In informal responses to inquiries about the use of health risk assessments and wellness incentives, the Equal Employment Opportunity Commission has indicated that it will use the Americans with Disabilities Act and its general powers to limit the ability of employers to enact programs designed to improve the health of employee populations and control health care costs. While the letters are not formal or binding, and in the case of the wellness incentive guidance, was withdrawn, they give a clear sense of the EEOC’s thinking, which is enlightened as always. (EEOC letter)
The EEOC was asked if an employer could require that an employee respond to a health risk assessment as a condition of getting health care coverage. The value of these assessments to the employee, the employer and the providers treating the employee is obvious. They highlight existing or potential health issues and allow for focused attempts to manage those health issues. The EEOC indicated that the ADA would not allow such a requirement because it amounted to asking questions which could elicit information about disabilities, which it views as forbidden.
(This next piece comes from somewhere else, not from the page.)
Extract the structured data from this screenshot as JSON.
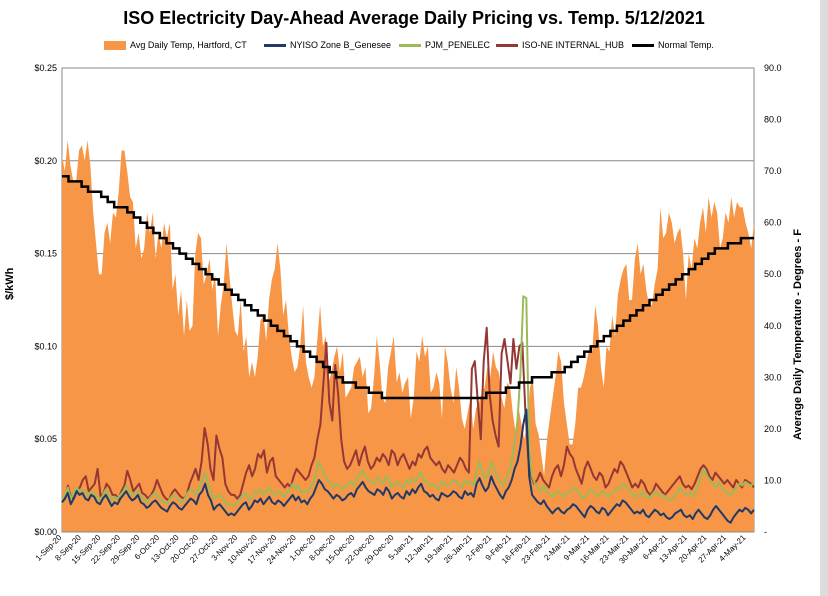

The EEOC did note that it had allowed HRAs in connection with voluntary wellness programs, but voluntary means no penalty for non-participation and also means a limit to the positive inducements that may be used. It goes without saying that as is often the case, we have different parts of our federal government working at cross-purposes. While most health related agencies are pushing the benefits of wellness programs, the EEOC is raising significant barriers to their use in a work context. Fortunately, some members of Congress have recognized the problem and are discussing legislation that would facilitate employment-related wellness programs.